I have spent many a busy year dealing face-to-face with customers, discussing problems with doctors, district nurses, practice nurses, local hospices, care homes, supervising methadone, etc. all within the confines of the dispensary. That is, of course, between updating my continuing professional development and standard operating procedures, performing medicines use reviews and dealing with the ever increasing paper workload that seems to have mushroomed out of all proportion.
What a fool I have been. I can only assume that all my efforts were in vain as I should have just trained up one of my staff to perform my role. Each morning I could have read the paper in the stockroom, with my feet up for two hours and let the dispensary look after itself. If there are any problems that cannot be solved the staff can tell the patient to come back later.
Do you honestly believe technicians will fulfil this role to your professional satisfaction? For years we have promoted the knowledge, convenience and accessibility of pharmacists; now it is beginning to appear as if it was all for nothing. Do you think a patient will return two hours later to discuss a problem when a pharmacy down the street has a pharmacist on duty?
Patients have had a rough deal from governmental contract changes to the health professions. What a great success the new GP contract has proven to be; now the majority of patients are unable to contact their GPs over a weekend.
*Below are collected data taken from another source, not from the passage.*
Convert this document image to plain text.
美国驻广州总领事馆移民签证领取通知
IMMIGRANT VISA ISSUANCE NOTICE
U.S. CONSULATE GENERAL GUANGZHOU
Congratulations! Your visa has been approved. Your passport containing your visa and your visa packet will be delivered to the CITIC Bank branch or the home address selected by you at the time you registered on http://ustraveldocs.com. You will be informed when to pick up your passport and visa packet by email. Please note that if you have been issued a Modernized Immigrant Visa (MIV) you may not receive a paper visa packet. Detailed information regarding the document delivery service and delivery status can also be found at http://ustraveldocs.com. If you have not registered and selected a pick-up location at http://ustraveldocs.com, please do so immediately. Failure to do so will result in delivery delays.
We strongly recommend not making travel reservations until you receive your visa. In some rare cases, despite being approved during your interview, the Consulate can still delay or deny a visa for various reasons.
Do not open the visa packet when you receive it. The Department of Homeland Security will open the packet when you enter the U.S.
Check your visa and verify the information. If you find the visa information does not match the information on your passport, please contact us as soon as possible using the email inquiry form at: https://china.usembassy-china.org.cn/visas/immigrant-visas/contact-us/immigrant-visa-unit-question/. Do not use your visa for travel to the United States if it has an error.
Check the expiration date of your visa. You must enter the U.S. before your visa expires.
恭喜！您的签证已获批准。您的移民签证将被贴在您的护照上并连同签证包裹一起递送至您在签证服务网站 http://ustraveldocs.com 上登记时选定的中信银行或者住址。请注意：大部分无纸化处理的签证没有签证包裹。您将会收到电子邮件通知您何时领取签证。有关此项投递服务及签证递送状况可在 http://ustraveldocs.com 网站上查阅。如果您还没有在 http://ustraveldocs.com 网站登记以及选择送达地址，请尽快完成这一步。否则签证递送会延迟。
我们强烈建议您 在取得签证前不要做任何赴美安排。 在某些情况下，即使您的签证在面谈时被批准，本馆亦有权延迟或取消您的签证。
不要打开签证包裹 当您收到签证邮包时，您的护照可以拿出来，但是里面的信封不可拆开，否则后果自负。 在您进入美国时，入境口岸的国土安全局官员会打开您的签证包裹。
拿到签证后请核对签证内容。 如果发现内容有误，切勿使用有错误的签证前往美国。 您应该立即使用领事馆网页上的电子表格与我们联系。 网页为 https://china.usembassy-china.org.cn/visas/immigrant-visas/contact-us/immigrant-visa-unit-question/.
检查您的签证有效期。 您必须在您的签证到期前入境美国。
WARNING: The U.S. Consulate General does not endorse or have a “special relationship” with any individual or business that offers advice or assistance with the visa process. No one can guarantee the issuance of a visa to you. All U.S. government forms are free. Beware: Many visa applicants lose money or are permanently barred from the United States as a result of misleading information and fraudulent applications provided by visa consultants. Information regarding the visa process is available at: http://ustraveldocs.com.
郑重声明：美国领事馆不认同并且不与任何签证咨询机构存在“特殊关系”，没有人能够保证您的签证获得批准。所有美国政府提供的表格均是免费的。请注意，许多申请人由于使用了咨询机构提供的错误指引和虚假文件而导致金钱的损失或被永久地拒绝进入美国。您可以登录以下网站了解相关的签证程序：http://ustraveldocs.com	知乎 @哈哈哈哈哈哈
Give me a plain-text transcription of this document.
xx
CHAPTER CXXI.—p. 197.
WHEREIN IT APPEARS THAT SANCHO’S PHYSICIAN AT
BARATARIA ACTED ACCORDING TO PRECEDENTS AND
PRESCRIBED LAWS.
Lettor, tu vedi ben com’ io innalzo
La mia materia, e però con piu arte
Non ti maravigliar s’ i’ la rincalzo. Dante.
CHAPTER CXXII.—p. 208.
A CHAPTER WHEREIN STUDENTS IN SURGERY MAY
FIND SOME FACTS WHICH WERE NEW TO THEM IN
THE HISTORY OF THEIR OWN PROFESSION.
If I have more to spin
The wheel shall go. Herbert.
However, patients can at least keep themselves busy by extracting their own teeth with a pair of pliers while sitting in casualty in the hope of seeing a doctor to solve their dental problems.
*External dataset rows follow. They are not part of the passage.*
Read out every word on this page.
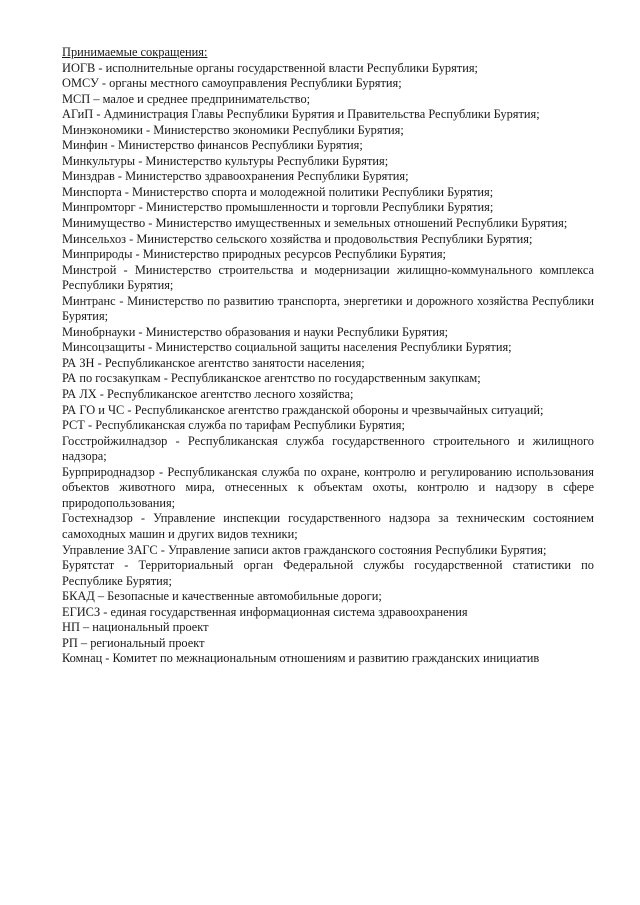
Принимаемые сокращения:
ИОГВ - исполнительные органы государственной власти Республики Бурятия;
ОМСУ - органы местного самоуправления Республики Бурятия;
МСП – малое и среднее предпринимательство;
АГиП - Администрация Главы Республики Бурятия и Правительства Республики Бурятия;
Минэкономики - Министерство экономики Республики Бурятия;
Минфин - Министерство финансов Республики Бурятия;
Минкультуры - Министерство культуры Республики Бурятия;
Минздрав - Министерство здравоохранения Республики Бурятия;
Минспорта - Министерство спорта и молодежной политики Республики Бурятия;
Минпромторг - Министерство промышленности и торговли Республики Бурятия;
Минимущество - Министерство имущественных и земельных отношений Республики Бурятия;
Минсельхоз - Министерство сельского хозяйства и продовольствия Республики Бурятия;
Минприроды - Министерство природных ресурсов Республики Бурятия;
Минстрой - Министерство строительства и модернизации жилищно-коммунального комплекса Республики Бурятия;
Минтранс - Министерство по развитию транспорта, энергетики и дорожного хозяйства Республики Бурятия;
Минобрнауки - Министерство образования и науки Республики Бурятия;
Минсоцзащиты - Министерство социальной защиты населения Республики Бурятия;
РА ЗН - Республиканское агентство занятости населения;
РА по госзакупкам - Республиканское агентство по государственным закупкам;
РА ЛХ - Республиканское агентство лесного хозяйства;
РА ГО и ЧС - Республиканское агентство гражданской обороны и чрезвычайных ситуаций;
РСТ - Республиканская служба по тарифам Республики Бурятия;
Госстройжилнадзор - Республиканская служба государственного строительного и жилищного надзора;
Бурприроднадзор - Республиканская служба по охране, контролю и регулированию использования объектов животного мира, отнесенных к объектам охоты, контролю и надзору в сфере природопользования;
Гостехнадзор - Управление инспекции государственного надзора за техническим состоянием самоходных машин и других видов техники;
Управление ЗАГС - Управление записи актов гражданского состояния Республики Бурятия;
Бурятстат - Территориальный орган Федеральной службы государственной статистики по Республике Бурятия;
БКАД – Безопасные и качественные автомобильные дороги;
ЕГИСЗ - единая государственная информационная система здравоохранения
НП – национальный проект
РП – региональный проект
Комнац - Комитет по межнациональным отношениям и развитию гражданских инициатив
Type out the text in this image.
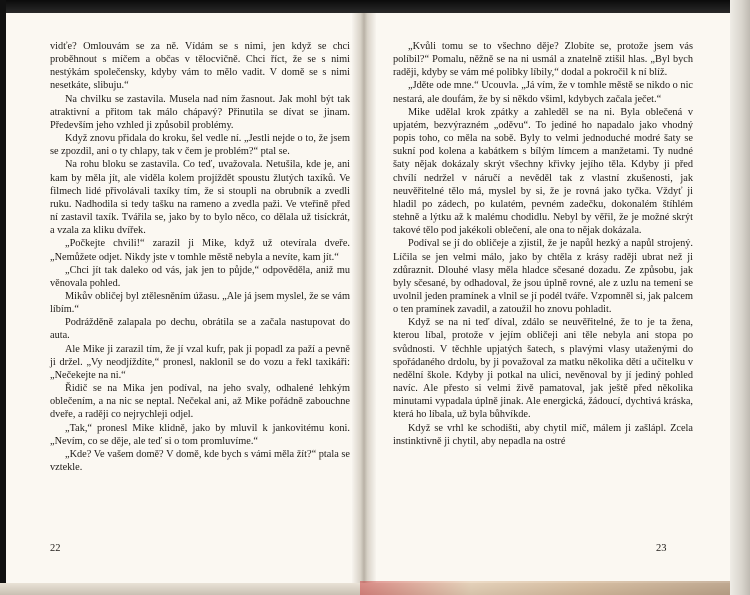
vidťe? Omlouvám se za ně. Vídám se s nimi, jen když se chci proběhnout s míčem a občas v tělocvičně. Chci říct, že se s nimi nestýkám společensky, kdyby vám to mělo vadit. V domě se s nimi nesetkáte, slibuju.“

Na chvilku se zastavila. Musela nad ním žasnout. Jak mohl být tak atraktivní a přitom tak málo chápavý? Přinutila se dívat se jinam. Především jeho vzhled ji způsobil problémy.

Když znovu přidala do kroku, šel vedle ní. „Jestli nejde o to, že jsem se zpozdil, ani o ty chlapy, tak v čem je problém?“ ptal se.

Na rohu bloku se zastavila. Co teď, uvažovala. Netušila, kde je, ani kam by měla jít, ale viděla kolem projíždět spoustu žlutých taxíků. Ve filmech lidé přivolávali taxíky tím, že si stoupli na obrubník a zvedli ruku. Nadhodila si tedy tašku na rameno a zvedla paži. Ve vteřině před ní zastavil taxík. Tvářila se, jako by to bylo něco, co dělala už tisíckrát, a vzala za kliku dvířek.

„Počkejte chvili!“ zarazil ji Mike, když už otevírala dveře. „Nemůžete odjet. Nikdy jste v tomhle městě nebyla a nevíte, kam jít.“

„Chci jít tak daleko od vás, jak jen to půjde,“ odpověděla, aniž mu věnovala pohled.

Mikův obličej byl ztělesněním úžasu. „Ale já jsem myslel, že se vám líbím.“

Podrážděně zalapala po dechu, obrátila se a začala nastupovat do auta.

Ale Mike ji zarazil tím, že jí vzal kufr, pak ji popadl za paží a pevně ji držel. „Vy neodjíždíte,“ pronesl, naklonil se do vozu a řekl taxikáři: „Nečekejte na ni.“

Řidič se na Mika jen podíval, na jeho svaly, odhalené lehkým oblečením, a na nic se neptal. Nečekal ani, až Mike pořádně zabouchne dveře, a raději co nejrychleji odjel.

„Tak,“ pronesl Mike klidně, jako by mluvil k jankovitému koni. „Nevím, co se děje, ale teď si o tom promluvíme.“

„Kde? Ve vašem domě? V domě, kde bych s vámi měla žít?“ ptala se vztekle.

22

„Kvůli tomu se to všechno děje? Zlobíte se, protože jsem vás políbil?“ Pomalu, něžně se na ni usmál a znatelně ztišil hlas. „Byl bych raději, kdyby se vám mé polibky líbily,“ dodal a pokročil k ní blíž.

„Jděte ode mne.“ Ucouvla. „Já vím, že v tomhle městě se nikdo o nic nestará, ale doufám, že by si někdo všiml, kdybych začala ječet.“

Mike udělal krok zpátky a zahleděl se na ni. Byla oblečená v upjatém, bezvýrazném „oděvu“. To jediné ho napadalo jako vhodný popis toho, co měla na sobě. Byly to velmi jednoduché modré šaty se sukní pod kolena a kabátkem s bílým límcem a manžetami. Ty nudné šaty nějak dokázaly skrýt všechny křivky jejího těla. Kdyby ji před chvílí nedržel v náručí a nevěděl tak z vlastní zkušenosti, jak neuvěřitelné tělo má, myslel by si, že je rovná jako tyčka. Vždyť ji hladil po zádech, po kulatém, pevném zadečku, dokonalém štíhlém stehně a lýtku až k malému chodidlu. Nebyl by věřil, že je možné skrýt takové tělo pod jakékoli oblečení, ale ona to nějak dokázala.

Podíval se jí do obličeje a zjistil, že je napůl hezký a napůl strojený. Líčila se jen velmi málo, jako by chtěla z krásy raději ubrat než ji zdůraznit. Dlouhé vlasy měla hladce sčesané dozadu. Ze způsobu, jak byly sčesané, by odhadoval, že jsou úplně rovné, ale z uzlu na temeni se uvolnil jeden pramínek a vlnil se jí podél tváře. Vzpomněl si, jak palcem o ten pramínek zavadil, a zatoužil ho znovu pohladit.

Když se na ni teď díval, zdálo se neuvěřitelné, že to je ta žena, kterou líbal, protože v jejím obličeji ani těle nebyla ani stopa po svůdnosti. V těchhle upjatých šatech, s plavými vlasy utaženými do spořádaného drdolu, by ji považoval za matku několika dětí a učitelku v nedělní škole. Kdyby ji potkal na ulici, nevěnoval by jí jediný pohled navíc. Ale přesto si velmi živě pamatoval, jak ještě před několika minutami vypadala úplně jinak. Ale energická, žádoucí, dychtivá kráska, která ho líbala, už byla bůhvíkde.

Když se vrhl ke schodišti, aby chytil míč, málem ji zašlápl. Zcela instinktivně ji chytil, aby nepadla na ostré

23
The result of these changes is the worse accessibility to GPs and dentists that I have seen in my 30-year career. The most polite way of describing the situation is as a shambles. Now the latest brainwave of “responsible pharmacist” will reduce patient access to their pharmacists in their pharmacies, while weakening your long-term future and income.
Already a large number of independents do not fulfil their MUR quota because they realise that it is impossible to safely run the dispensary whilst hurriedly performing a MUR. I feel sorry for those pharmacists being bullied by area managers to fulfil their MUR quotas in dispensary environments that are often understaffed. A recent pole in the C&D also quotes than nine out of ten pharmacists will not use the responsible pharmacist absence option. Without doubt, you need a second pharmacist to abandon the dispensary in these ways.
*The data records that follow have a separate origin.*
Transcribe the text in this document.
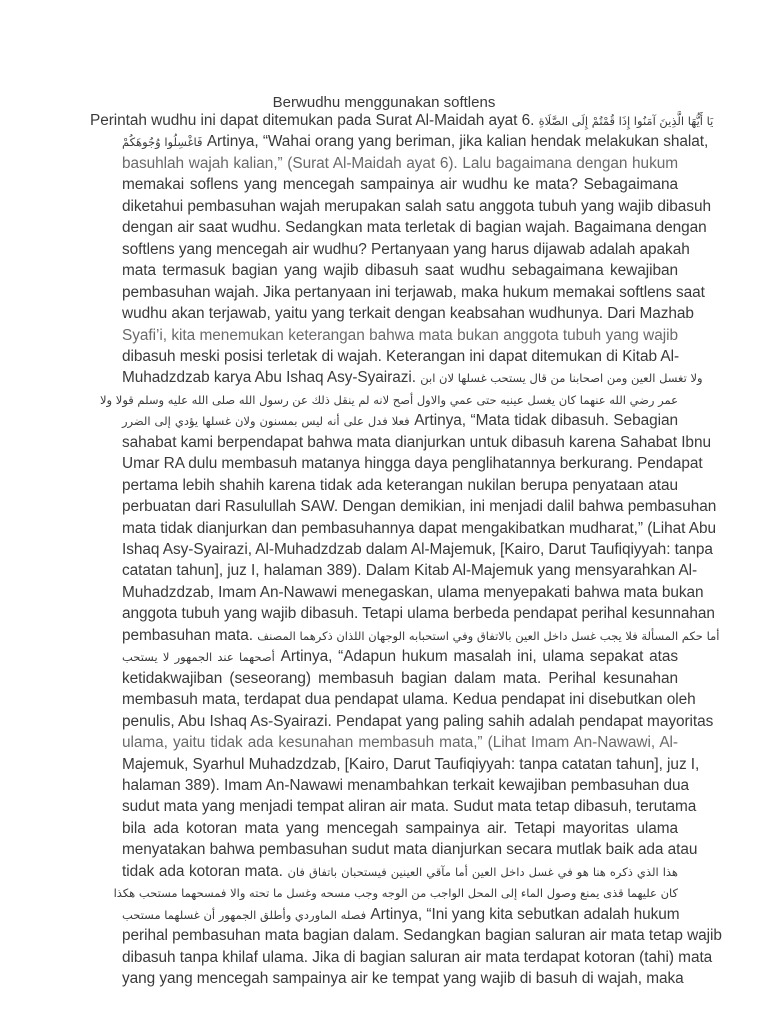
Berwudhu menggunakan softlens
Perintah wudhu ini dapat ditemukan pada Surat Al-Maidah ayat 6. يَا أَيُّهَا الَّذِينَ آمَنُوا إِذَا قُمْتُمْ إِلَى الصَّلَاةِ
فَاغْسِلُوا وُجُوهَكُمْ Artinya, “Wahai orang yang beriman, jika kalian hendak melakukan shalat,
basuhlah wajah kalian,” (Surat Al-Maidah ayat 6). Lalu bagaimana dengan hukum
memakai soflens yang mencegah sampainya air wudhu ke mata? Sebagaimana
diketahui pembasuhan wajah merupakan salah satu anggota tubuh yang wajib dibasuh
dengan air saat wudhu. Sedangkan mata terletak di bagian wajah. Bagaimana dengan
softlens yang mencegah air wudhu? Pertanyaan yang harus dijawab adalah apakah
mata termasuk bagian yang wajib dibasuh saat wudhu sebagaimana kewajiban
pembasuhan wajah. Jika pertanyaan ini terjawab, maka hukum memakai softlens saat
wudhu akan terjawab, yaitu yang terkait dengan keabsahan wudhunya. Dari Mazhab
Syafi’i, kita menemukan keterangan bahwa mata bukan anggota tubuh yang wajib
dibasuh meski posisi terletak di wajah. Keterangan ini dapat ditemukan di Kitab Al-
Muhadzdzab karya Abu Ishaq Asy-Syairazi. ولا تغسل العين ومن اصحابنا من قال يستحب غسلها لان ابن
عمر رضي الله عنهما كان يغسل عينيه حتى عمي والاول أصح لانه لم ينقل ذلك عن رسول الله صلى الله عليه وسلم قولا ولا
فعلا فدل على أنه ليس بمسنون ولان غسلها يؤدي إلى الضرر Artinya, “Mata tidak dibasuh. Sebagian
sahabat kami berpendapat bahwa mata dianjurkan untuk dibasuh karena Sahabat Ibnu
Umar RA dulu membasuh matanya hingga daya penglihatannya berkurang. Pendapat
pertama lebih shahih karena tidak ada keterangan nukilan berupa penyataan atau
perbuatan dari Rasulullah SAW. Dengan demikian, ini menjadi dalil bahwa pembasuhan
mata tidak dianjurkan dan pembasuhannya dapat mengakibatkan mudharat,” (Lihat Abu
Ishaq Asy-Syairazi, Al-Muhadzdzab dalam Al-Majemuk, [Kairo, Darut Taufiqiyyah: tanpa
catatan tahun], juz I, halaman 389). Dalam Kitab Al-Majemuk yang mensyarahkan Al-
Muhadzdzab, Imam An-Nawawi menegaskan, ulama menyepakati bahwa mata bukan
anggota tubuh yang wajib dibasuh. Tetapi ulama berbeda pendapat perihal kesunnahan
pembasuhan mata. أما حكم المسألة فلا يجب غسل داخل العين بالاتفاق وفي استحبابه الوجهان اللذان ذكرهما المصنف
أصحهما عند الجمهور لا يستحب Artinya, “Adapun hukum masalah ini, ulama sepakat atas
ketidakwajiban (seseorang) membasuh bagian dalam mata. Perihal kesunahan
membasuh mata, terdapat dua pendapat ulama. Kedua pendapat ini disebutkan oleh
penulis, Abu Ishaq As-Syairazi. Pendapat yang paling sahih adalah pendapat mayoritas
ulama, yaitu tidak ada kesunahan membasuh mata,” (Lihat Imam An-Nawawi, Al-
Majemuk, Syarhul Muhadzdzab, [Kairo, Darut Taufiqiyyah: tanpa catatan tahun], juz I,
halaman 389). Imam An-Nawawi menambahkan terkait kewajiban pembasuhan dua
sudut mata yang menjadi tempat aliran air mata. Sudut mata tetap dibasuh, terutama
bila ada kotoran mata yang mencegah sampainya air. Tetapi mayoritas ulama
menyatakan bahwa pembasuhan sudut mata dianjurkan secara mutlak baik ada atau
tidak ada kotoran mata. هذا الذي ذكره هنا هو في غسل داخل العين أما مآقي العينين فيستحبان باتفاق فان
كان عليهما قذى يمنع وصول الماء إلى المحل الواجب من الوجه وجب مسحه وغسل ما تحته والا فمسحهما مستحب هكذا
فصله الماوردي وأطلق الجمهور أن غسلهما مستحب Artinya, “Ini yang kita sebutkan adalah hukum
perihal pembasuhan mata bagian dalam. Sedangkan bagian saluran air mata tetap wajib
dibasuh tanpa khilaf ulama. Jika di bagian saluran air mata terdapat kotoran (tahi) mata
yang yang mencegah sampainya air ke tempat yang wajib di basuh di wajah, maka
Remote dispensing and checking would appear to solve this problem. Scripts remotely dispensed and delivered to the pharmacy ready checked could be handed out to the patient with counselling points fed to the technician via a VDU. Remote supervision will cater for any questions not answered by the dispensing staff. It will release the pharmacist from the physical process of maintaining the safety of the in house dispensed item. In such circumstances it would be easier and safer to perform MURs and vacate the dispensary to perform the myriad of tasks we are told can be performed.
However, be careful, very careful. If brains were gunpowder, many politicians would not present as a fire hazard. The same cannot be said of the forces at play that are slowly manoeuvring community pharmacists into a vulnerable position.
There is not one element of my first post that could not be implemented by a government wishing to reduce costs in the NHS. Expensive contractors to the NHS are a fair target. You may consider my posts as “doom and gloom”, but I am only placing the pieces of the jig saw in front of you.
No doubt others will show you how they fit into a much rosier picture of the future. However, until I can be convinced of this, I still feel that the profession are being slowly but surely manoeuvred into a very perilous position.